Lobbyists are girding for a slew of battles on the farm bill, which will hit the Senate floor in early June.
There are many hurdles to getting a farm bill to President Obama’s desk this election year. As a bipartisan group of senators work to pass the measure through the upper chamber, the farm bill is not on the House’s summer agenda.
The Senate Agriculture Committee bill is widely supported by the farming community, but its $23.6 billion in deficit reduction is too small for some budget hawks.
Lobbyists expect numerous amendments on the floor aimed at reducing farm subsidy spending through payment limitations and means testing. It is not yet clear if an open amendment process will be allowed or if a consent agreement can be reached to limit changes.

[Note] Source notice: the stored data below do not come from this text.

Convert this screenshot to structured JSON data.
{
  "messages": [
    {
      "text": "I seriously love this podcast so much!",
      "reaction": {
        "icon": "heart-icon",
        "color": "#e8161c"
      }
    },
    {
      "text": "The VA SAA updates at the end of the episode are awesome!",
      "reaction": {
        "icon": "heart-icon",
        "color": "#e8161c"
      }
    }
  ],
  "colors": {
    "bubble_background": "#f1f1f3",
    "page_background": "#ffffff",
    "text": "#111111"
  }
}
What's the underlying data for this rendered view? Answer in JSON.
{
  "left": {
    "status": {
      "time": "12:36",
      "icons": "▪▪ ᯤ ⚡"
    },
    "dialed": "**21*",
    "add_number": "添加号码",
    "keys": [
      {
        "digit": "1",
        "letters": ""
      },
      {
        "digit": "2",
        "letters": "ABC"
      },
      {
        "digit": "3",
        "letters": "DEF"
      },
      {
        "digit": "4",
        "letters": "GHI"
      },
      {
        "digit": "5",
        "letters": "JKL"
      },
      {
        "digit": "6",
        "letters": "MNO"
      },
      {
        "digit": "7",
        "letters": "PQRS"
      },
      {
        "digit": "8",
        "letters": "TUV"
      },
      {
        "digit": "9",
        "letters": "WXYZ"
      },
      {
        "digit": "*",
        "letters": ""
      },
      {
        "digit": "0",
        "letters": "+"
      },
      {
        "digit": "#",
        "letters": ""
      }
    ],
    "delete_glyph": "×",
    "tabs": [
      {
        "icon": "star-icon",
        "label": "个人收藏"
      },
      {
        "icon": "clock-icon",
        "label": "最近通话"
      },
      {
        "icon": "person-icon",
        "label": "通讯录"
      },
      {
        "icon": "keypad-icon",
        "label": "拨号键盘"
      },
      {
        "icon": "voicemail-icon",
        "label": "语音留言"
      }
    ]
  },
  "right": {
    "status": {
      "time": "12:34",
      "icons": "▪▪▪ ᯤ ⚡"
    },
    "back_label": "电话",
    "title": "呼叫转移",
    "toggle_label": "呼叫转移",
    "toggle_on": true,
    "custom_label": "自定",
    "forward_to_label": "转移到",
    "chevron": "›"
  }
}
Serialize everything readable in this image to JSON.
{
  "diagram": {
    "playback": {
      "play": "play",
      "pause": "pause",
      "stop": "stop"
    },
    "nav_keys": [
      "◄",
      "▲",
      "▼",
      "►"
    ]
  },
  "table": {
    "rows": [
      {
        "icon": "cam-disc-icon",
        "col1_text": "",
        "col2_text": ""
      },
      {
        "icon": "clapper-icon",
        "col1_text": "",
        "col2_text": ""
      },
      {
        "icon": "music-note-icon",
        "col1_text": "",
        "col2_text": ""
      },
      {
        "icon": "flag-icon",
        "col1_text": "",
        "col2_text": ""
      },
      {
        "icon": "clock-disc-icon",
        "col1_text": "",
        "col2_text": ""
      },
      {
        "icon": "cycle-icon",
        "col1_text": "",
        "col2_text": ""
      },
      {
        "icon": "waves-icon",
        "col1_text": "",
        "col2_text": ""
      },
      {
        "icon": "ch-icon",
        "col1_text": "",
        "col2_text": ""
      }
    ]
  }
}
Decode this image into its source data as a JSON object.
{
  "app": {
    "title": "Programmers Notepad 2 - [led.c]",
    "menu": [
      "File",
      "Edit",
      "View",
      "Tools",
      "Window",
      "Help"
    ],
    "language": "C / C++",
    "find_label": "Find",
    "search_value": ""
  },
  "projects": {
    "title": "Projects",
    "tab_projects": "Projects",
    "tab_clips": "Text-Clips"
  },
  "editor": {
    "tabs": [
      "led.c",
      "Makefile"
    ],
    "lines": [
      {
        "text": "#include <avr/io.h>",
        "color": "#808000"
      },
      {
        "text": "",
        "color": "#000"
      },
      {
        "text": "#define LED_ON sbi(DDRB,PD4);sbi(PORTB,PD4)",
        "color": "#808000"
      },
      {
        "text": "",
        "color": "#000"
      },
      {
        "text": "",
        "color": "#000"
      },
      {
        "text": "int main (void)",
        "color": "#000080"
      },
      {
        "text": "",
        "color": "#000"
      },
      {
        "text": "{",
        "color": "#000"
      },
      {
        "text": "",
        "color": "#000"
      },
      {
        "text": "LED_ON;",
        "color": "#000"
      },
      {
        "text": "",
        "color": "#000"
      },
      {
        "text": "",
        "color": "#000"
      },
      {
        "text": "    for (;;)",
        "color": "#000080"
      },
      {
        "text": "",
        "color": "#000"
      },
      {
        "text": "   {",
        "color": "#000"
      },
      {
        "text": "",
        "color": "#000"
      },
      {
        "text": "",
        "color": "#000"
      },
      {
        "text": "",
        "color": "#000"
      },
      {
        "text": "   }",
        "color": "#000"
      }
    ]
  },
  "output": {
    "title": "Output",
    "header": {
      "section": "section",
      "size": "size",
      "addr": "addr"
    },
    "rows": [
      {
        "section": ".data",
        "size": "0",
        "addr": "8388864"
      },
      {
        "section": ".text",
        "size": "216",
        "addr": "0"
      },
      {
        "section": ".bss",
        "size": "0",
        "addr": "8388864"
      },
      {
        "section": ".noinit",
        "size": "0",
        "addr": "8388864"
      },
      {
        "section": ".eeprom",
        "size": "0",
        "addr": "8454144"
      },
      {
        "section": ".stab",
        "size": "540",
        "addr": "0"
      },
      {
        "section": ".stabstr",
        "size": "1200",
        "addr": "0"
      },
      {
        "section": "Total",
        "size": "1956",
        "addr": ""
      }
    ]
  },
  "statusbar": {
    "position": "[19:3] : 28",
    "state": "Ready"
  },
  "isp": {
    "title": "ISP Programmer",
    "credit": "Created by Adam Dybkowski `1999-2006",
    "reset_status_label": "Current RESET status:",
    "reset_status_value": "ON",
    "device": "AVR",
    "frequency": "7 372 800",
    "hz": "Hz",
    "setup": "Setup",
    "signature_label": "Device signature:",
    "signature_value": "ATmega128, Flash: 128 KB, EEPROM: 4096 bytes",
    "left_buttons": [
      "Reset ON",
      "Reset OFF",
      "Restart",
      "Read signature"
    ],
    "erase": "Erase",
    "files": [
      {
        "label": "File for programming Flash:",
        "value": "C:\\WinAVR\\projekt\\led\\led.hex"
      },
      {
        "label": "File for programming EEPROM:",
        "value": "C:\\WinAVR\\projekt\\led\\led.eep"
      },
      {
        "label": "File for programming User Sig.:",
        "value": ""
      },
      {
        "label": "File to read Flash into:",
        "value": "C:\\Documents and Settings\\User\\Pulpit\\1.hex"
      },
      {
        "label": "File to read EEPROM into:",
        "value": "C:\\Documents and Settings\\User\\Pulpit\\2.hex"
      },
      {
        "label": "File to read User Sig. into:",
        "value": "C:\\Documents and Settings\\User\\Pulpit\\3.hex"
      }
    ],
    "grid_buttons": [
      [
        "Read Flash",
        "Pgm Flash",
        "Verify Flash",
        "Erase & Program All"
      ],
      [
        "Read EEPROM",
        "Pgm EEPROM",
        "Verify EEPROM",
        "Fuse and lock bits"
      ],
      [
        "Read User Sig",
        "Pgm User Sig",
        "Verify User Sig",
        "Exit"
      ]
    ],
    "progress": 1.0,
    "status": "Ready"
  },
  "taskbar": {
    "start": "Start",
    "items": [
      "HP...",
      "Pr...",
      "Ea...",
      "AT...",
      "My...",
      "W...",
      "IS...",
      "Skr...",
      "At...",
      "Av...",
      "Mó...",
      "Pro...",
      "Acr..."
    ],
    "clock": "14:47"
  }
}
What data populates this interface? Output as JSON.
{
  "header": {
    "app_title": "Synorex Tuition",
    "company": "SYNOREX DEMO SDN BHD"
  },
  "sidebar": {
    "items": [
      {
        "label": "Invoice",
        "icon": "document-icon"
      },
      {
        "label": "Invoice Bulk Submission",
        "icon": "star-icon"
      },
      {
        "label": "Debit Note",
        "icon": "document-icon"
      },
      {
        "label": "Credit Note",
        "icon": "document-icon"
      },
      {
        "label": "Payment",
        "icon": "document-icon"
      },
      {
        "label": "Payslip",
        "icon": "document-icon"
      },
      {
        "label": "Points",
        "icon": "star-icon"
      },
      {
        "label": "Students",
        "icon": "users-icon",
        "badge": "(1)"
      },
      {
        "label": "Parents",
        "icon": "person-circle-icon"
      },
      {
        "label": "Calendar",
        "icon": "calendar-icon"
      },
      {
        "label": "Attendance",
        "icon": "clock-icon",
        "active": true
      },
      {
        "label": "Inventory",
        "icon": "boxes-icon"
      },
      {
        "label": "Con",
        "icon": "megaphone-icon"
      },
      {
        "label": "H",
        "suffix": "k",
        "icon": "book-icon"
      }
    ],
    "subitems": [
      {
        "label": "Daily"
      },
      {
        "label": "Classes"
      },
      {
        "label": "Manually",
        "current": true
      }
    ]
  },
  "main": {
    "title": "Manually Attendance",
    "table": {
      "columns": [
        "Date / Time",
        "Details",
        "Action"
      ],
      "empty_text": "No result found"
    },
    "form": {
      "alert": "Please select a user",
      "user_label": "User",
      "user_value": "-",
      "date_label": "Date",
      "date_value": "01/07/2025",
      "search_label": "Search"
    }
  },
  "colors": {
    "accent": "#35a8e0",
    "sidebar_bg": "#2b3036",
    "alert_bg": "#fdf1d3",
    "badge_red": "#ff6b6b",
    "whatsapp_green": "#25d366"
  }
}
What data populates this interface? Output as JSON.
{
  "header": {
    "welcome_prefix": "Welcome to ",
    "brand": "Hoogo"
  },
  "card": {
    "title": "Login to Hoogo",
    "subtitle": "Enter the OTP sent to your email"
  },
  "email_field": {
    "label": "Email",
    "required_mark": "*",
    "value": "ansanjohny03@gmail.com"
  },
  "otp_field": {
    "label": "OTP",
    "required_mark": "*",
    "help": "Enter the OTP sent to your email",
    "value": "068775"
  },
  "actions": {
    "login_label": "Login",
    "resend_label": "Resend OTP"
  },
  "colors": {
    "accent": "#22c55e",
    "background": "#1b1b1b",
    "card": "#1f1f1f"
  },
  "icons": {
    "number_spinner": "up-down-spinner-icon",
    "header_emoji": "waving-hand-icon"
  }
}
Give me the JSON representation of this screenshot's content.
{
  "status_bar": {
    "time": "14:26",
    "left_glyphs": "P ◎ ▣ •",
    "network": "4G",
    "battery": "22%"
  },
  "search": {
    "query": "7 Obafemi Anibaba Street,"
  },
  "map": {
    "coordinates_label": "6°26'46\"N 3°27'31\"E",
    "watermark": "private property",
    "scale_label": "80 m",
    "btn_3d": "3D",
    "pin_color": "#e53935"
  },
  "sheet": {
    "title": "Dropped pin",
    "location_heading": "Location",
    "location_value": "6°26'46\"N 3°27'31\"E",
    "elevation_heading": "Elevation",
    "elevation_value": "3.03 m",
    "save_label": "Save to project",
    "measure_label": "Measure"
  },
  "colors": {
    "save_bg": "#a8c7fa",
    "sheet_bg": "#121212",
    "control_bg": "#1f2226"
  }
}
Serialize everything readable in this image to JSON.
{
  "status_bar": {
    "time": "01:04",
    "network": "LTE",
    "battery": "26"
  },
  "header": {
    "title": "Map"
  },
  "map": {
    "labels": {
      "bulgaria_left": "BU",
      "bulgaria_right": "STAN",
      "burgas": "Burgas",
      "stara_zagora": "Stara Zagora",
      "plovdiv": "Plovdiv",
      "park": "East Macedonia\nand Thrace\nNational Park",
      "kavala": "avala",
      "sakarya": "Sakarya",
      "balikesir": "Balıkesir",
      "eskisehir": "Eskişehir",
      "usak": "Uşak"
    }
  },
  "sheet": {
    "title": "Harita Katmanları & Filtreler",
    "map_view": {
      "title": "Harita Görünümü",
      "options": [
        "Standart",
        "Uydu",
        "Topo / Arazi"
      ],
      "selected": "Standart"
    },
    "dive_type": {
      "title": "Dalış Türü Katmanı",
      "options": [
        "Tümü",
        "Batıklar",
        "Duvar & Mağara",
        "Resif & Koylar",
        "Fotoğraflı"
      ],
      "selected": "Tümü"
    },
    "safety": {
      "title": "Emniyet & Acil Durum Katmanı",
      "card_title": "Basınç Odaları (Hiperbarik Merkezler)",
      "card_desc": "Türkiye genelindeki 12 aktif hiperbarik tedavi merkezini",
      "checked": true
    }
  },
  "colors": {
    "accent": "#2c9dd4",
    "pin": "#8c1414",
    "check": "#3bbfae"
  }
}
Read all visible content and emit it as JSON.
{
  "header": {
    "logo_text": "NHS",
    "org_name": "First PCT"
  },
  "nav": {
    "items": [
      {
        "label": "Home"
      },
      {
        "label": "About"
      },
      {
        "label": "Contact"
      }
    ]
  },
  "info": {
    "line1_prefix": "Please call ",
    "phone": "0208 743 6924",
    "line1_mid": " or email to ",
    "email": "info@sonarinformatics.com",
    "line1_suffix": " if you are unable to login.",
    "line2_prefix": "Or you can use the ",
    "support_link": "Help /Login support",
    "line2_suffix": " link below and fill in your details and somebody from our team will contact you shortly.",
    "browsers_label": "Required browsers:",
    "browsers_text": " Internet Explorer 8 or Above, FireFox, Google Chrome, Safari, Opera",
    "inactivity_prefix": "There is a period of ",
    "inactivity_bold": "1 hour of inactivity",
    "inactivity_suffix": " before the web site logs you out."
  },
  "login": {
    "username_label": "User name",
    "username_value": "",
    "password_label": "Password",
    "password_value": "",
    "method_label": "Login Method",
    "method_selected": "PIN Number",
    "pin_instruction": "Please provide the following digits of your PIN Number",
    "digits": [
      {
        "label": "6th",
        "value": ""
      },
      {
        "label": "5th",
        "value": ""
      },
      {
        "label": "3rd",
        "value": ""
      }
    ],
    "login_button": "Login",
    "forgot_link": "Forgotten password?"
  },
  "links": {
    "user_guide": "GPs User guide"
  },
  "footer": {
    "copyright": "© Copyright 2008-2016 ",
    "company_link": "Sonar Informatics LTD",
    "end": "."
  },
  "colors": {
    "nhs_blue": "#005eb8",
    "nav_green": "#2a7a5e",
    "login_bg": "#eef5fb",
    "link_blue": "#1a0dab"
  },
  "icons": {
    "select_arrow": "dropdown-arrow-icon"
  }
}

Southern senators are also still dissatisfied with the bill because rice and peanut subsidies are cut too deeply in their view, and talks with Agriculture Chairwoman Debbie Stabenow (D-Mich.) have not yielded results yet.
At this point objections by rice and peanut farmers to the bill are not likely to be resolved in the upper chamber, leaving them for an eventual House-Senate conference committee to work out, sources said.
But to get to conference assumes it will pass the House and Senate.
McConnell, the Senate Republican leader, is not fond of the bill. He said, “Instead of including initiatives that streamline the U.S. Department of Agriculture and reform nutrition programs, this year’s bill spends a trillion dollars and achieves insignificant reforms to major programs.”